Eines der Hauptziele ist es, ein eigenständiges Identitätsgefühl zu entwickeln und Grenzen festzulegen. Denn die Begründung einer konstanten Identität bedeutet die Fähigkeit, auf eigenen Füßen zu stehen und mindert den Impuls, vollkommen mit andere verschmelzen zu wollen. Es gibt dem Betroffenen die Möglichkeit, sich in einer angenehmen Weise von anderen abhängig zu machen und verhindert erstickende, krankmachende Abhängigkeitsbeziehungen.

Der wichtigste Teil einer Therapie ist mit Sicherheit die Beziehung zwischen Patient und Arzt. Diese Wechselbeziehung bildet die Grundlage für Vertrauen, Objektkonstanz und emotionaler Intimität. Der Arzt wird zu einer Vertrauensfigur - ein Spiegel, der die sich entwickelnde, beständige Identität wiederspiegelt.

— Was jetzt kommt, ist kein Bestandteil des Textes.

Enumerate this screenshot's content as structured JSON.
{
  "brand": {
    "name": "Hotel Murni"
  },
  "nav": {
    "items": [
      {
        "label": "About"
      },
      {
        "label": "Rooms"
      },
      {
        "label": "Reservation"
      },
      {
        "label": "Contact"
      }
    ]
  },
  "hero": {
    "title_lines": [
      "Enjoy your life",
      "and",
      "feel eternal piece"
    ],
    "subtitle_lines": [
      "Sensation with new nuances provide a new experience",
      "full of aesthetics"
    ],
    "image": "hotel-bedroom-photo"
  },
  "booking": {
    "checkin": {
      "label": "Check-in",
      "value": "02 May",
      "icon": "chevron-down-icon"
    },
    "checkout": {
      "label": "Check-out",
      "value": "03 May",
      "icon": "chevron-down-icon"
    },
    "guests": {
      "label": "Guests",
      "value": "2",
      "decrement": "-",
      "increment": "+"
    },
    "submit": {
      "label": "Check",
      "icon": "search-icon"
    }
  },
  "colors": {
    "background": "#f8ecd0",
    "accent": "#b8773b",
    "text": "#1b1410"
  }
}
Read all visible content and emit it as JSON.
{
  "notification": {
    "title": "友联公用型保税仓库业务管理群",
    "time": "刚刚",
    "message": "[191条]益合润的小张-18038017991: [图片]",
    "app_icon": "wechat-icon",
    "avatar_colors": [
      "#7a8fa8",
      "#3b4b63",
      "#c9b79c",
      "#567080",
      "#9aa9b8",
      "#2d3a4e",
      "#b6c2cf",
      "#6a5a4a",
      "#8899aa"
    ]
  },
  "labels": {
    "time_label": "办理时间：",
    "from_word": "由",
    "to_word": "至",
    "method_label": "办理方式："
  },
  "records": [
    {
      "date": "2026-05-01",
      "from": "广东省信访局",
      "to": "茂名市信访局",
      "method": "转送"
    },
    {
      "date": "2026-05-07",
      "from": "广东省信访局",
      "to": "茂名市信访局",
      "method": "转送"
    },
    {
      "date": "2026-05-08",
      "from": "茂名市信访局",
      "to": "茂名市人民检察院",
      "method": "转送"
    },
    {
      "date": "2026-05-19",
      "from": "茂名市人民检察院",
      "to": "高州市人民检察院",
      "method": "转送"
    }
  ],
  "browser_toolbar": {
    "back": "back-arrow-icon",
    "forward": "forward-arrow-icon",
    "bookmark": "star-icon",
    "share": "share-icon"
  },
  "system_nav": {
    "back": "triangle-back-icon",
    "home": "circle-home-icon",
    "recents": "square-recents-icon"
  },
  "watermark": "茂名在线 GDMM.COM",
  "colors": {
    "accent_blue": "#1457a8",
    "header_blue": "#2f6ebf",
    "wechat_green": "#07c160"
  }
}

Mit dieser Beziehung lernt der Borderline-Patient, die passende Erwartung und sein Vertrauen auch auf andere zu erweitern.

Die Therapiedauer hängt im wesentlichen von der persönlichen Zielsetzung ab - es werden aber für gewöhnlich mehrere Jahre für die Behandlung und Therapie der Borderline-Persönlichkeitsstörung anberaumt. Diese Zeit kann oft durchsetzt sein von Therapiepausen.

Der Erfolg einer medikamentösen Therapie ist umstritten.



3. Prognose

Auch wenn die Prognose für die Gesellschaft im allgemeinen durch den ständigen Anstieg von Borderline-Persönlichkeitserkrankungen eher negativ eingefärbt ist, so erweist sich eine unterstützende und tragende Therapie oft für den einzelnen Betroffenen als Hoffnung auf ein erfülltes, lebenswertes Leben.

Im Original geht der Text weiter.